I think New Year’s Eve, a Saturday, was probably the worst of it. My face would feel so hot I feared combustion. Then, moments later, it was like ice. I cancelled my lunch plans and laid down on the floor again. At noon I got up and read a little and then laid down again. And then a little before five I walked to a potluck gathering, which I stayed at for an hour or so. I walked back to my house and went out to the little enclosed back porch out back, where I lit a cigarette and heaved and hacked my way through two drags. I had a cold that entailed some kind of respiratory issue, so as my chest got heavier the act of breathing became more difficult.

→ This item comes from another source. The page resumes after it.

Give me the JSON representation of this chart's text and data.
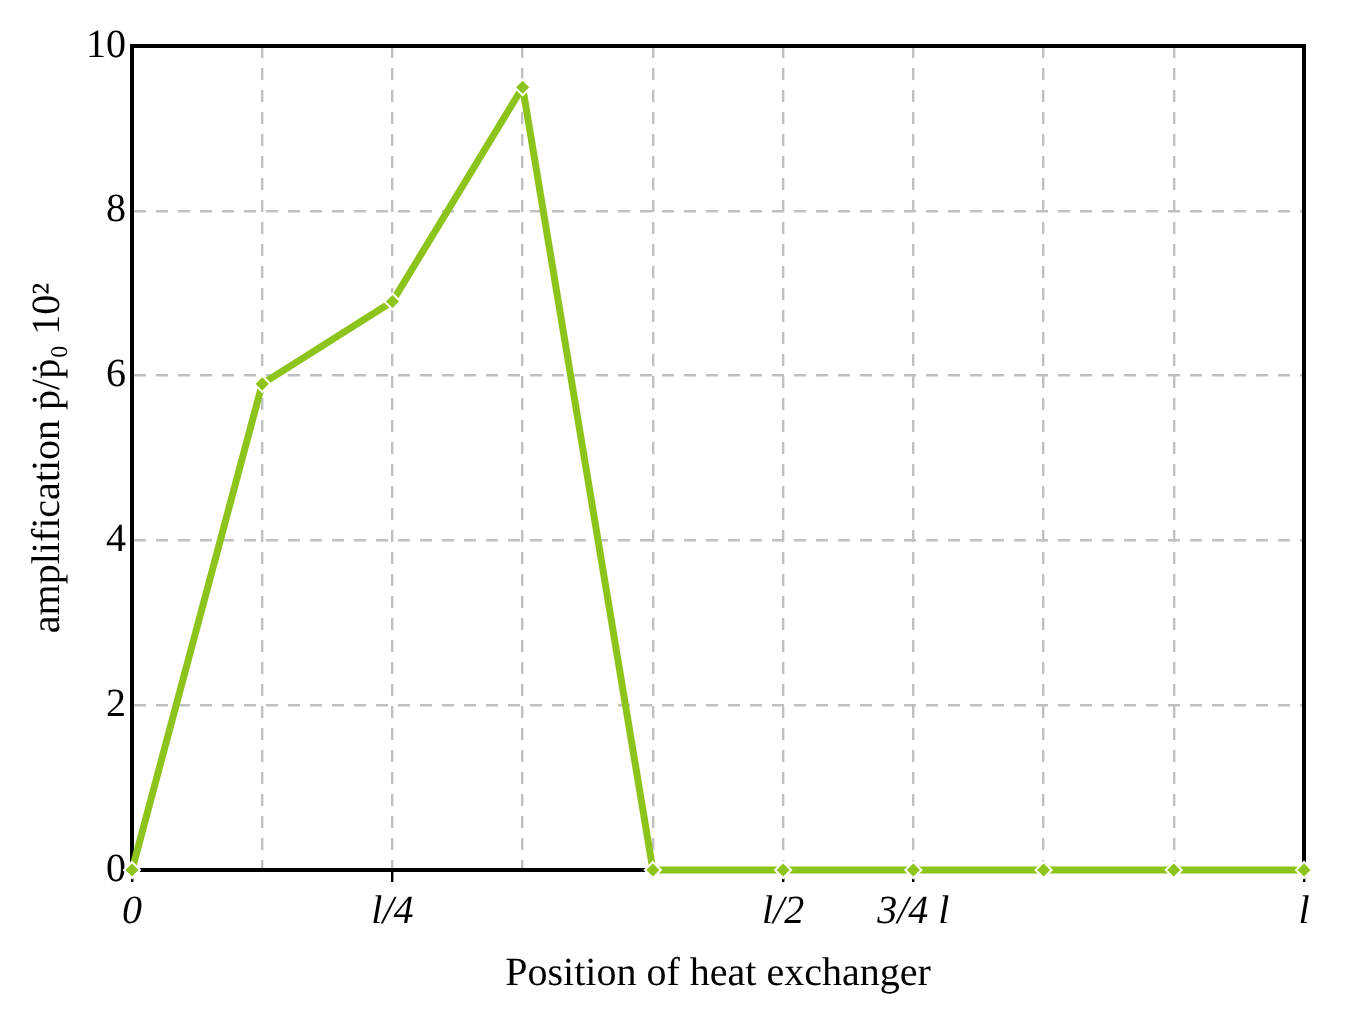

And so there I stood, smoking. After two drags I put the cigarette out. An hour later I broke all the cigarettes I had in the house into at least three pieces, drenched them in water and then drained them into an empty coffee can. The coffee can, and the one remaining ashtray, were in the garbage before the beginning of 2012.

For me, smoking fell out of the social realm many years ago. I do recall (fondly, I have to say) going out to bars and cafes and restaurants and smoking with other people. There was something very reassuring, I thought, about lighting a cigarette right after the after-dinner coffee was poured. There was a time when I could smoke my way through most of a pack in a single sitting – or standing – at a bar. I also thought that smoking was one of the very few pleasant aspects of driving. Cigarettes somehow added a fleck of civility to the depravity of sitting in traffic on the outskirts of a city famous for incorporating public transportation into its urban planning.

The act of smoking changed so much in a relatively brief period of time. For me, it became very private, and very confined to one particular space. And not long after I quit drinking, I started trying to figure out what it was exactly that would prompt me to light a cigarette. Almost every cigarette I smoked, I figured out, I smoked in order to avoid doing something else. They weren’t relaxing. They weren’t pleasant. They certainly weren’t a whimsical ending to a tasty sexual escapade, and from the vantage point of the fifth full day without one, I don’t exactly miss them, I don’t exactly want one, but I cannot honestly say that their absence has gone unnoticed.